The class in which they practice in Mondays and Tuesdays at the rec center is designed to accommodate all skill levels.
As the Ayalas sashayed back and forth as a couple, the others watched the instructor's steps and danced at their own pace.
For practice, instructor Yolanda Quadros of El Centro led the group through three of its most polished performances.
During the first dance, the only man in the group, Reynaldo Ayala, had a pretty easy go of it.
As the women moved with intricate footwork and waved their skirts in rhythmic arcs, Ayala stepped back and forth with his hands clasped behind his back.
In the second, faster dance, he had a bigger role as the women started to move, twirl and dance around him.
The steps and the power the women gave to their rhythmic stomps increased in the second dance, reaching a spirited pitch.
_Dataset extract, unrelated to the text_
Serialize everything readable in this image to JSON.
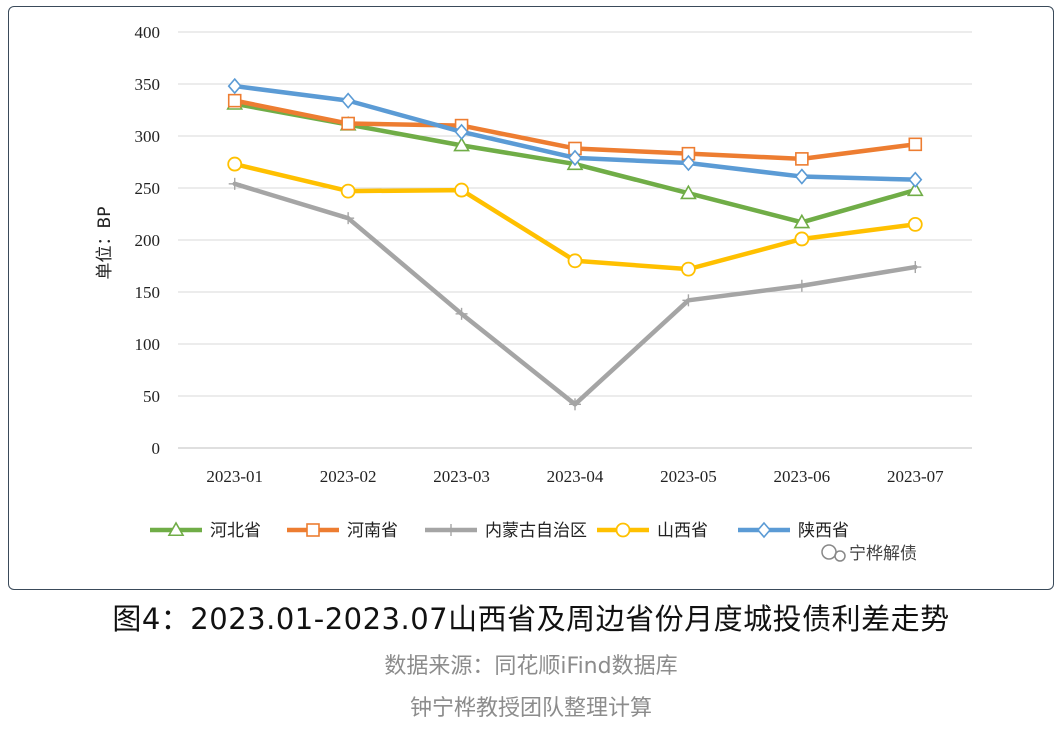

In the third dance, the women held jugs on their left shoulders and moved their skirts with their right hands.
The significance of the jugs and the patterns the dancers made on the dance floor are all emblematic of particular cultures within different regions of Mexico, according to Nicola Martinez, a director at Sul Ross University Ballet Folklorico de Las Americas in Alpine, Texas.
The dresses the women of the group wear are hand-painted in a Sinaloa style, showcasing the regional colors and patterns of the coastal Mexican state south of Sonora.
However, in addition to Sinaloan dances, the group performs dances from the central part of Mexico or even the Yucatan.
Martinez said the exposure to different cultures is just one of many benefits of folklorico dance.
"Group dance is an extremely social experience and the social and cultural aspects are as important as the physical benefits," Martinez said.
After the Calexico group finished its three performance dances, Quadros set about teaching the group some new steps.
Some of these dances were couples dances and, since Ayala was the only male at class, some of the women dropped their skirts (reveling fringed bloomers) and led as they paired up.
During these dances 78-year-old Angelina Crummett learned a woman's steps while Quadros (flaunting her bloomers) danced a man's steps.
During another new dance, Ayala held a machete and waved it in slow swoops as the women surrounded him and closed in or filed behind him.
Ayala said the machete symbolizes authority and the dependence on sugar cane of the coastal Sinaloans.
Martinez said there are many machete dances throughout Mexico and each has different connotations.
The Calexico group is called Joyas de Mexico, or Jewels of Mexico, and performs all over the county for schoolchildren, at community functions and for holiday services.
The youngest person in the group is 63-year-old Lina Smith.
When asked what part of the dance class she likes most, she said, "I can't tell you because everything is good for us."
Crummett — "Like the park," she said — wanted to make it clear she did not dance on Broadway despite her fluid moves.
"Yes," she did perform in some plays back east and in Mexico City when she was younger, but she did not ever dance on Broadway.
"Some people say that but I didn't," she added and headed back to the floor.
Candelaria Medina, 85, loves dancing and spending time with her friends in the group.
When she was younger she had to work in the fields and never had much time for dancing.
When asked how long she worked the fields, she waved her hand and sighed into a smile, "Muchos años."
As for the Ayalas, they met in Minnesota at a dance lesson and have danced together since.
They came to Calexico in 1969 and are known throughout town via Reynaldo Ayala's long tenure on the Calexico school board and the bookstore they run. Both worked at San Diego State University-Imperial Valley campus; Reynaldo as a professor of geography and anthropology and Marta as the librarian.
The Ayalas also dance with a bigger group that gets together at the Robert Morales Adult Education Center at 6:10 p.m. Wednesdays. The center is on Kloke Road across from William Moreno Junior High.